Esta análise não é uma chamada ao regresso de uma posição em que "desfrutamos da nossa marginalização," o que alguns na Esquerda estão mais do que satisfeitos em fazer. Em vez disso, é uma questão de ser realista sobre o poder que o movimento de justiça climática é actualmente capaz de flexibilizar, e em que arenas esse poder pode realmente tornar-se eficaz. Na América do Norte, parece que o poder da coligação GND está, decepcionantemente, em grande parte confinado às mesmas esferas do ciclo anterior: organizações sem fins lucrativos, activistas auto-definidos, uma esmagadora maioria de povos directamente afectados.

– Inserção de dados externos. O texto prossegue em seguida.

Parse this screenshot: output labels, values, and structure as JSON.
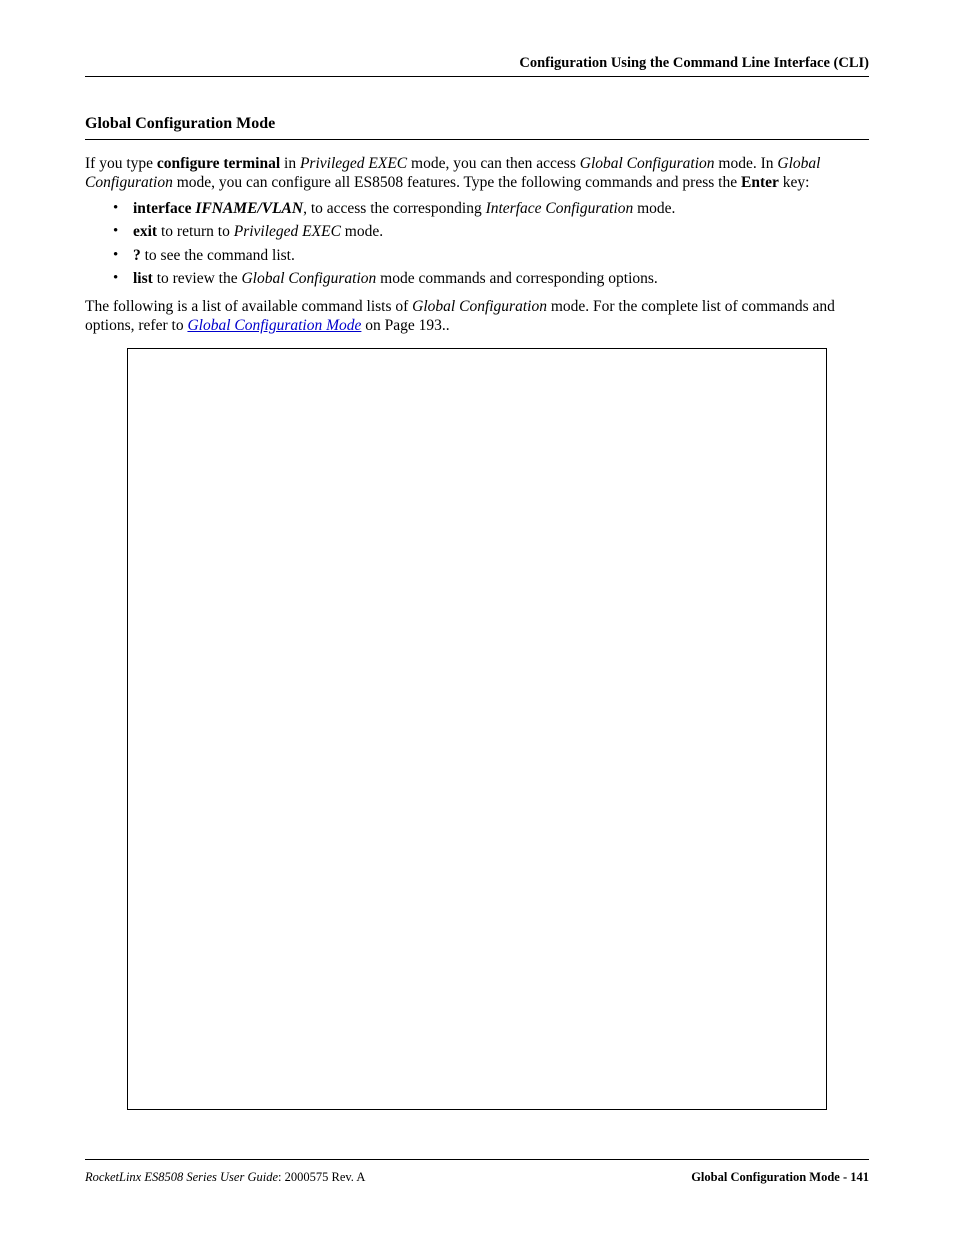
{
  "header": {
    "right": "Configuration Using the Command Line Interface (CLI)"
  },
  "section_heading": "Global Configuration Mode",
  "intro": {
    "pre1": "If you type ",
    "bold1": "configure terminal",
    "pre2": " in ",
    "italic1": "Privileged EXEC",
    "pre3": " mode, you can then access ",
    "italic2": "Global Configuration",
    "pre4": " mode. In ",
    "italic3": "Global Configuration",
    "pre5": " mode, you can configure all ES8508 features. Type the following commands and press the ",
    "bold2": "Enter",
    "pre6": " key:"
  },
  "bullets": [
    {
      "bold": "interface",
      "space": " ",
      "bolditalic": "IFNAME/VLAN",
      "rest1": ", to access the corresponding ",
      "italic": "Interface Configuration",
      "rest2": " mode."
    },
    {
      "bold": "exit",
      "rest1": " to return to ",
      "italic": "Privileged EXEC",
      "rest2": " mode."
    },
    {
      "bold": "?",
      "rest1": " to see the command list."
    },
    {
      "bold": "list",
      "rest1": " to review the ",
      "italic": "Global Configuration",
      "rest2": " mode commands and corresponding options."
    }
  ],
  "para2": {
    "pre1": "The following is a list of available command lists of ",
    "italic1": "Global Configuration",
    "pre2": " mode. For the complete list of commands and options, refer to ",
    "link": "Global Configuration Mode",
    "post": " on Page 193.."
  },
  "footer": {
    "left_italic": "RocketLinx ES8508 Series  User Guide",
    "left_rest": ": 2000575 Rev. A",
    "right": "Global Configuration Mode - 141"
  }
}
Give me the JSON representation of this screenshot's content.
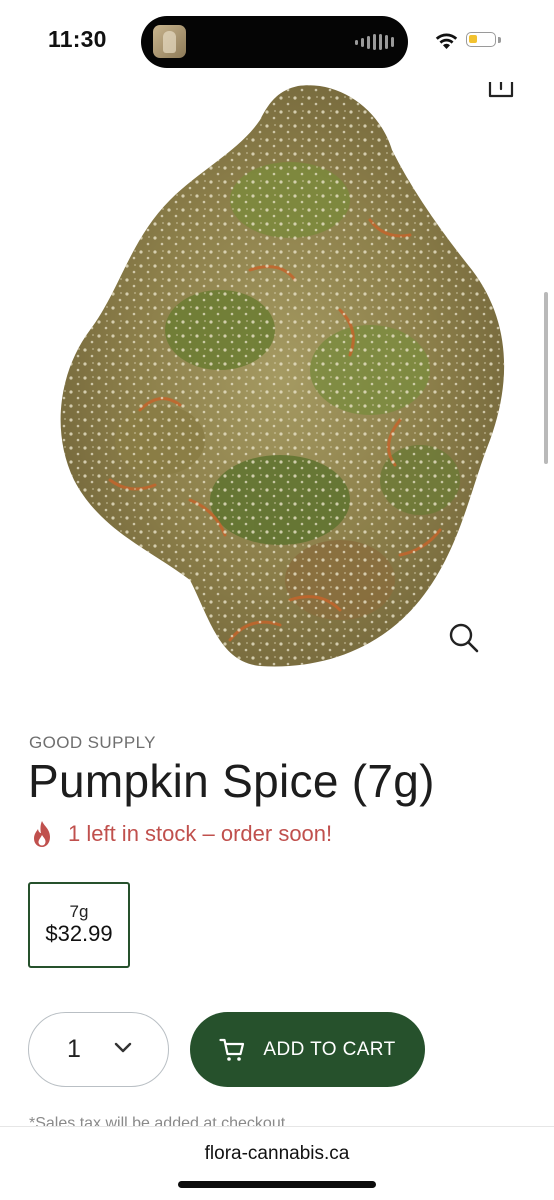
{
  "status_bar": {
    "time": "11:30",
    "battery_level": 0.35,
    "battery_color": "#f2c230"
  },
  "product": {
    "brand": "GOOD SUPPLY",
    "name": "Pumpkin Spice (7g)",
    "stock_message": "1 left in stock – order soon!",
    "stock_icon": "fire-icon",
    "variant": {
      "weight": "7g",
      "price": "$32.99",
      "selected": true
    }
  },
  "purchase": {
    "quantity": "1",
    "add_to_cart_label": "ADD TO CART",
    "tax_note": "*Sales tax will be added at checkout"
  },
  "browser": {
    "url": "flora-cannabis.ca"
  },
  "colors": {
    "brand_green": "#26512c",
    "stock_red": "#c0504d",
    "muted_text": "#6f6f6f"
  },
  "icons": [
    "share-icon",
    "zoom-icon",
    "fire-icon",
    "chevron-down-icon",
    "cart-icon",
    "wifi-icon",
    "battery-icon"
  ]
}
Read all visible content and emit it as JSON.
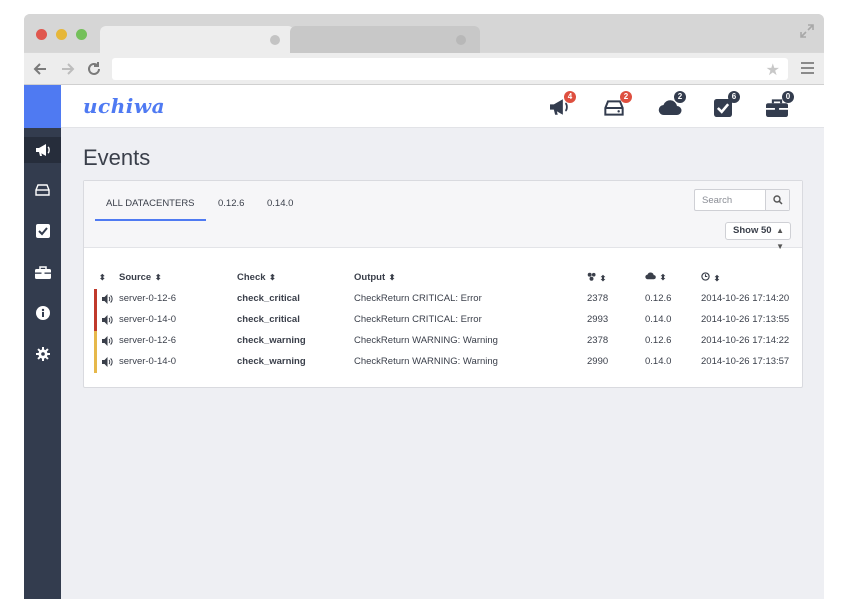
{
  "app": {
    "logo": "uchiwa",
    "colors": {
      "accent": "#4f7af2",
      "sidebar": "#333c4e",
      "critical": "#c0392b",
      "warning": "#e6b84a"
    }
  },
  "header": {
    "icons": [
      {
        "name": "megaphone-icon",
        "badge": "4",
        "badge_color": "red"
      },
      {
        "name": "server-icon",
        "badge": "2",
        "badge_color": "red"
      },
      {
        "name": "cloud-icon",
        "badge": "2",
        "badge_color": "dark"
      },
      {
        "name": "checkbox-icon",
        "badge": "6",
        "badge_color": "dark"
      },
      {
        "name": "toolbox-icon",
        "badge": "0",
        "badge_color": "dark"
      }
    ]
  },
  "sidebar": {
    "items": [
      {
        "name": "megaphone-icon",
        "active": true
      },
      {
        "name": "server-icon",
        "active": false
      },
      {
        "name": "checkbox-icon",
        "active": false
      },
      {
        "name": "toolbox-icon",
        "active": false
      },
      {
        "name": "info-icon",
        "active": false
      },
      {
        "name": "gear-icon",
        "active": false
      }
    ]
  },
  "page": {
    "title": "Events"
  },
  "filters": {
    "tabs": [
      "ALL DATACENTERS",
      "0.12.6",
      "0.14.0"
    ],
    "active_tab": 0,
    "search_placeholder": "Search",
    "show_label": "Show 50"
  },
  "table": {
    "headers": {
      "source": "Source",
      "check": "Check",
      "output": "Output"
    },
    "header_icons": [
      "sort-icon",
      "cluster-icon",
      "cloud-icon",
      "clock-icon"
    ],
    "rows": [
      {
        "status": "critical",
        "source": "server-0-12-6",
        "check": "check_critical",
        "output": "CheckReturn CRITICAL: Error",
        "occurrences": "2378",
        "datacenter": "0.12.6",
        "timestamp": "2014-10-26 17:14:20"
      },
      {
        "status": "critical",
        "source": "server-0-14-0",
        "check": "check_critical",
        "output": "CheckReturn CRITICAL: Error",
        "occurrences": "2993",
        "datacenter": "0.14.0",
        "timestamp": "2014-10-26 17:13:55"
      },
      {
        "status": "warning",
        "source": "server-0-12-6",
        "check": "check_warning",
        "output": "CheckReturn WARNING: Warning",
        "occurrences": "2378",
        "datacenter": "0.12.6",
        "timestamp": "2014-10-26 17:14:22"
      },
      {
        "status": "warning",
        "source": "server-0-14-0",
        "check": "check_warning",
        "output": "CheckReturn WARNING: Warning",
        "occurrences": "2990",
        "datacenter": "0.14.0",
        "timestamp": "2014-10-26 17:13:57"
      }
    ]
  }
}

Em muitos aspectos, a imposição para o distanciamento social devido à crise da COVID-19 torna a organização política mais difícil agora do que nunca. No entanto, este interregno pode ser útil para a reavaliação do passado recente e preparação para o que parece ser uma crise económica planetária unicamente madura, uma crise que é profundamente material e não meramente retórica. É provável que a curto e médio prazo se venham a ver crises alimentares, de combustível, e de circulação, quase de certeza que sofridas de forma desigual devido à divisão global neocolonial do trabalho.
Num mundo em profunda crise económica, é o Green New Deal meramente um atavismo de suporte de vida Keynesianismo, um sôfrego aperto de zombies por algo, qualquer coisa — um salvamento do povo? — para renovar o crescimento económico? Ou pode um novo movimento popular emergir materialmente deste momento de crise?